Dopo essere tornato dalle ferie passate in una magnifica località dell’Alto Adige – Sud Tirolo (e dopo due giorni passati a cercare di riprendere il ritmo dell’attività lavorativa) non potevo che riprendere il mio discorso sul Green IT basato sulle considerazione del mio collega Giovanni Marchetti.

Siamo ormai alla terza puntata. Nella prima avevo affrontato il problema della misurazione del reale consumo energetico nei data center in modo da poter avere una misura con cui confrontare l’efficacia delle soluzioni adottate. Nella seconda puntata avevo spostato l’attenzione sull’architettura hardware e sulla sua corrispondenza agli obiettivi che si prefigge.

In questa terza puntata voglio affrontare il problema dell’architettura software e delle considerazioni che si possono fare a livello applicativo per tener conto della necessità di ridurre il consumo energetico.
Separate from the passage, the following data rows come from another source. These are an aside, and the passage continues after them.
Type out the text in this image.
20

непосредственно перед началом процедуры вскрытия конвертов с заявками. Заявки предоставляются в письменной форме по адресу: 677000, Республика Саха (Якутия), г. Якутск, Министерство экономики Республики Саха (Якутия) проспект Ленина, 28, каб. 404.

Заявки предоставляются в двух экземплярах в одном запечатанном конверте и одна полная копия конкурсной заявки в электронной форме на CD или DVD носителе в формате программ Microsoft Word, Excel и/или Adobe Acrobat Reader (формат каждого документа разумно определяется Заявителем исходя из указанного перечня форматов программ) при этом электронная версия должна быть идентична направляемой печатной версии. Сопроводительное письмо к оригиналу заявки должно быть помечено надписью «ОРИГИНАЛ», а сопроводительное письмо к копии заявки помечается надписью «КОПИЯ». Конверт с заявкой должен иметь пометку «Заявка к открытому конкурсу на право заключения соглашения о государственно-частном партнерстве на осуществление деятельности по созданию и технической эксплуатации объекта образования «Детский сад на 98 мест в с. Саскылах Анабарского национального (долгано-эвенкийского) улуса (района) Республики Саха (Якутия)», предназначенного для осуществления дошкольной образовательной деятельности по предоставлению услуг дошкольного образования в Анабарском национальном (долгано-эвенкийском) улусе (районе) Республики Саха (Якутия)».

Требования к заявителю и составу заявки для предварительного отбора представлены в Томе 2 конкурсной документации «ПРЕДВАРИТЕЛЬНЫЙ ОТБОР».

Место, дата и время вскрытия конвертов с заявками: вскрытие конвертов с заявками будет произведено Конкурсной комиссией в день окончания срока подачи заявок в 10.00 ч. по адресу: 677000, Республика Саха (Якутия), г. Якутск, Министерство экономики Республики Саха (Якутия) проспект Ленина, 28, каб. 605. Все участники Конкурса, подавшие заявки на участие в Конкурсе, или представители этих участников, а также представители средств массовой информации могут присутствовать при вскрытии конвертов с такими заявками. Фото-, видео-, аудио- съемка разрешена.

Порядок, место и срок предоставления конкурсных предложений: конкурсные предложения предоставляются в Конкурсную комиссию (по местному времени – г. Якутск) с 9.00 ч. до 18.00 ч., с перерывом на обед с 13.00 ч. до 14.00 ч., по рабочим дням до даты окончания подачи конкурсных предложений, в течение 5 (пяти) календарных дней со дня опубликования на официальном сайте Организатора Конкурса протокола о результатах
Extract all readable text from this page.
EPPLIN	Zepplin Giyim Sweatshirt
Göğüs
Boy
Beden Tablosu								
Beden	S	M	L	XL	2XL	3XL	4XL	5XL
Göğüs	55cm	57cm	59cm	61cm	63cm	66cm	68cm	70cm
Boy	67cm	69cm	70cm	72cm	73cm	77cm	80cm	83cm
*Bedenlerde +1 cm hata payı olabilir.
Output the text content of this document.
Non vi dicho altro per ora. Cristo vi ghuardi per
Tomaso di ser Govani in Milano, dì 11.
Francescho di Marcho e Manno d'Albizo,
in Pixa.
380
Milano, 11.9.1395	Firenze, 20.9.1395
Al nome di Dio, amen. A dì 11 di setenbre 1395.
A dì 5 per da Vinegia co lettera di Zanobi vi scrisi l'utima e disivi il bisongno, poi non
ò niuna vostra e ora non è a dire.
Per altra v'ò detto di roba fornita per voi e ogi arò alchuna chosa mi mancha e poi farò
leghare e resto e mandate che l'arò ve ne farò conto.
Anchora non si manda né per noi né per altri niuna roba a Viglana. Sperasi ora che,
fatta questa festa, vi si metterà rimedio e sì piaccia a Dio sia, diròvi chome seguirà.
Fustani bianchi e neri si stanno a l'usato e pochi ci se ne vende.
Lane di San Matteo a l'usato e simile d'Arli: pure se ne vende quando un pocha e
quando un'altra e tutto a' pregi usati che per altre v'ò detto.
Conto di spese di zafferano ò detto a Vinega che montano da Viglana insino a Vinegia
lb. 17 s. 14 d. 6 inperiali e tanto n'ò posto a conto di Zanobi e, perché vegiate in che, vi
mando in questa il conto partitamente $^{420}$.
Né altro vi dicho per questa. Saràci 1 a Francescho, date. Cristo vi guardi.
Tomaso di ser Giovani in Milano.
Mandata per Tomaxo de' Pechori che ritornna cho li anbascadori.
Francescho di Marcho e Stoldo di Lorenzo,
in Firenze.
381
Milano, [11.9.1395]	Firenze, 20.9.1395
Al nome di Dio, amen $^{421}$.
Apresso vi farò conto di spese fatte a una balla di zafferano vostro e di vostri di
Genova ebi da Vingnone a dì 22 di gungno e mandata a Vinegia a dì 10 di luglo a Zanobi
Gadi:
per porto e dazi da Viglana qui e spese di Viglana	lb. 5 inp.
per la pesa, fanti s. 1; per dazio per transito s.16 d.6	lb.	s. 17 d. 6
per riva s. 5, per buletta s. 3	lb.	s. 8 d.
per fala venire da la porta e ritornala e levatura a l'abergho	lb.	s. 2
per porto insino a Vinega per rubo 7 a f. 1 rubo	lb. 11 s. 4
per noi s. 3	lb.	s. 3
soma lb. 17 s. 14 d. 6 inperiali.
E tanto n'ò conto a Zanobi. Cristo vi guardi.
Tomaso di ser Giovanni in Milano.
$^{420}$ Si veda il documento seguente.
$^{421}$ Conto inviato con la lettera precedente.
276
Credo che si possano fare le seguenti considerazioni:

  1. è possibile modificare l’infrastruttura applicativa in modo da ridurre i server necessari ad implementarla? 
    Per esempio è possibile pensare di eseguire sullo stesso server (o nella stessa macchina virtuale) applicazioni diverse che impongono carichi diversi all’hardware (un’applicazione che usa intensivamente la CPU con una che usa intensivamente la rete). Si deve ovviamente tener conto anche di altri fattori prima di fere co-hosting di applicazioni come per esempio le necessità di sicurezza, di disaster recovery, ecc che possono essere diverse per le diverse applicazioni. Inoltre un esercizio di questo genere può essere semplice da fare in fase di nuova implementazione mentre potrebbe risultare più complesso in un’infrastruttura già esistente (per esempio per i costi che una riorganizzazione delle applicazioni può comportare).
  2. è possibile di ridurre i livelli logici delle applicazioni?
    Per esempio compattando frontend e logica applicativa, di una classica applicazionie a tre livelli, su un unico server (o macchina virtuale) invece che sugli usuali tre.
    Si passerebbe in questo modo da un’applicazione a tre livelli logici eseguiti su tre server distinti ad un’applicazione sempre a tre livelli logici, ma eseguiti su due server distinti (o in due macchine virtuali distinte): sharepoint e logica applicativa possono benissimo convivere in molte situazioni, giusto per fare un esempio.
    Nello stesso solco di idee è possibile pensare ad una scrittura delle applicazioni in modo che siano maggiormente ottimizzate per ridurre la potenza di calcolo necessaria alla loro esecuzione.
    Giusto per fare un esempio: in Microsoft alcuni dipartimenti stanno riscrivendo le query SQL in modo da renderle più efficienti e ridurre quindi i cicli di CPU necessari ad eseguirle. La motivazione che sta dietro questa ottimizzazione è che mensilmente l’IT interna presenta ad ogni dipartimento Microsoft i costi energetici necessari ad eseguire le loro applicazioni.
    Anche in questo si devono considerare le necessità di sicurezza, backup, ecc dei diversi livelli applicativi, i costi di un ridisegno, ecc.
  3. è possibile sfruttare dei servizi esterni come parte delle applicazioni?
    Ossia è possibile adottare un modello Software+Service (o servizi “in the Cluod”)esternalizzando uno dei componenti dell’infrastruttura applicativa?
    Si potrebbe per esempio utilizzare servizi come i Microsoft Online Services o i Sql Server Data Services. In questo modo si sposterebbe parte del carico computazionale in un datacenter maggiormante ottimizzato e progettato per la massimizzazione del risparmio energetico e dell’uso dei server.
    In questo caso si devono considerare alcune problematiche poste dal Cluod Computing come la necessità di fissare dei rigorosi SLA, la conformità dei servizi scelti alle diverse legislazioni (una tra tutte quella sulla privacy), ecc.
    Credo comunque che il problema principale in questo caso, dopo la conformità alla legislazione e specialmete in Itlaia, sia di carattere culturale; fatico a vedere CIO che siano disposti a prendere in considerazione una soluzione di questo genere, ma questo è solo questione di tempo… e di soldi (risparmiati).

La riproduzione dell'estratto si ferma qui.